In my own and other translations, three solutions to the problem of exclamations predominate:

1) To suppress the exclamation but incorporate its force into a sentence somehow, adding, for instance, an exclamation point at the end, or heightening another word or words. In Agamemnon 1107, the exclamation combines with talaina, which usually means “wretched,” sometimes “abandoned” in the moral sense, so that together the two might fruitfully yield the word “monster.”

2) To spell out the state of mind or situation as an exclamation (“Agony!” “No!” “My grief!”). “Horrible! What is she plotting?” is a possible version of iō popoi, ti pote mēdetai; (Agamemnon 1100).

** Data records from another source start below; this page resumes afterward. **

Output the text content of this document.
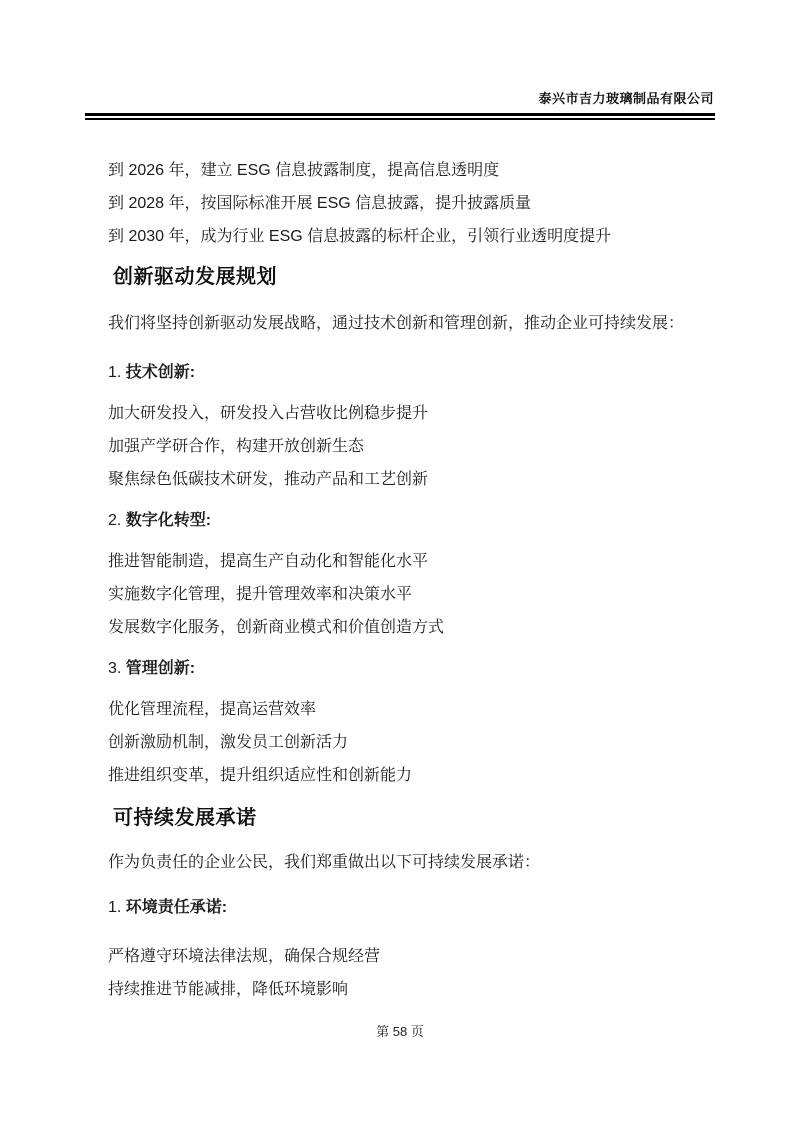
泰兴市吉力玻璃制品有限公司
到 2026 年，建立 ESG 信息披露制度，提高信息透明度
到 2028 年，按国际标准开展 ESG 信息披露，提升披露质量
到 2030 年，成为行业 ESG 信息披露的标杆企业，引领行业透明度提升
创新驱动发展规划
我们将坚持创新驱动发展战略，通过技术创新和管理创新，推动企业可持续发展：
1. 技术创新:
加大研发投入，研发投入占营收比例稳步提升
加强产学研合作，构建开放创新生态
聚焦绿色低碳技术研发，推动产品和工艺创新
2. 数字化转型:
推进智能制造，提高生产自动化和智能化水平
实施数字化管理，提升管理效率和决策水平
发展数字化服务，创新商业模式和价值创造方式
3. 管理创新:
优化管理流程，提高运营效率
创新激励机制，激发员工创新活力
推进组织变革，提升组织适应性和创新能力
可持续发展承诺
作为负责任的企业公民，我们郑重做出以下可持续发展承诺：
1. 环境责任承诺:
严格遵守环境法律法规，确保合规经营
持续推进节能减排，降低环境影响
第 58 页
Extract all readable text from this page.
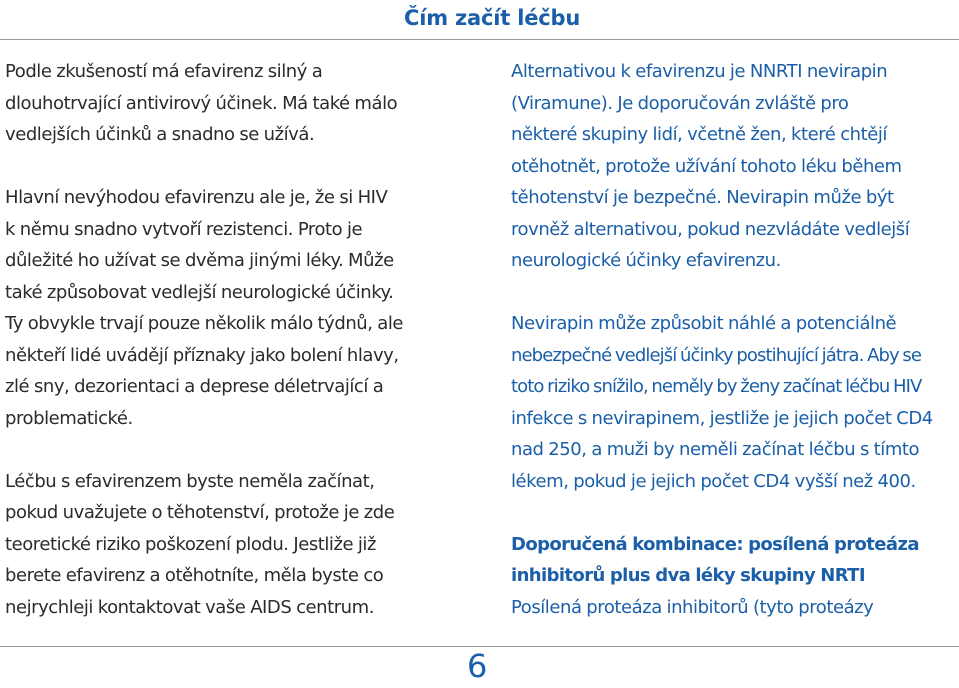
Čím začít léčbu
Podle zkušeností má efavirenz silný a
dlouhotrvající antivirový účinek. Má také málo
vedlejších účinků a snadno se užívá.
Hlavní nevýhodou efavirenzu ale je, že si HIV
k němu snadno vytvoří rezistenci. Proto je
důležité ho užívat se dvěma jinými léky. Může
také způsobovat vedlejší neurologické účinky.
Ty obvykle trvají pouze několik málo týdnů, ale
někteří lidé uvádějí příznaky jako bolení hlavy,
zlé sny, dezorientaci a deprese déletrvající a
problematické.
Léčbu s efavirenzem byste neměla začínat,
pokud uvažujete o těhotenství, protože je zde
teoretické riziko poškození plodu. Jestliže již
berete efavirenz a otěhotníte, měla byste co
nejrychleji kontaktovat vaše AIDS centrum.
Alternativou k efavirenzu je NNRTI nevirapin
(Viramune). Je doporučován zvláště pro
některé skupiny lidí, včetně žen, které chtějí
otěhotnět, protože užívání tohoto léku během
těhotenství je bezpečné. Nevirapin může být
rovněž alternativou, pokud nezvládáte vedlejší
neurologické účinky efavirenzu.
Nevirapin může způsobit náhlé a potenciálně
nebezpečné vedlejší účinky postihující játra. Aby se
toto riziko snížilo, neměly by ženy začínat léčbu HIV
infekce s nevirapinem, jestliže je jejich počet CD4
nad 250, a muži by neměli začínat léčbu s tímto
lékem, pokud je jejich počet CD4 vyšší než 400.
Doporučená kombinace: posílená proteáza
inhibitorů plus dva léky skupiny NRTI
Posílená proteáza inhibitorů (tyto proteázy
6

(3) To use a reasonably decorous-sounding inarticulate cry (“Aaah!” “[A shriek]”). At the very beginning of Cassandra’s threnody, in Agamemnon 1072, the translation might read: “Cassandra: (wails in grief and horror): Apollo! Apollo!” The English in parentheses represents the elaborate exclamation ototototoi popoi da in Greek.

Particularly intriguing as comparanda are exclamations in the translations of Bryan Doerries. This translator has actually tested his versions of tragedy prepublication through live productions for audiences of US military veterans. Emotional authenticity has been for him the main goal in work that follows Jonathan Shay’s Achilles in Vietnam, which posits an original therapeutic function of Greek tragedy. In Philoctetes, for example, the repeated exclamation (from the protagonist as he suffers despair and physical agony) “Ahhhhhhhhhhhh!” is used for Greek expressions as different as a-a and pappapappapai. But should the words instead be differentiated through English translation? Ideally, yes, when a translator integrates scholarly data with the literary impulses of rendering texts for the stage. This data allows for more-precise tracing of verbal rhythms and dramatic moods. As always, not everything can be shown in the target language, but the choices should be as extensively informed as possible.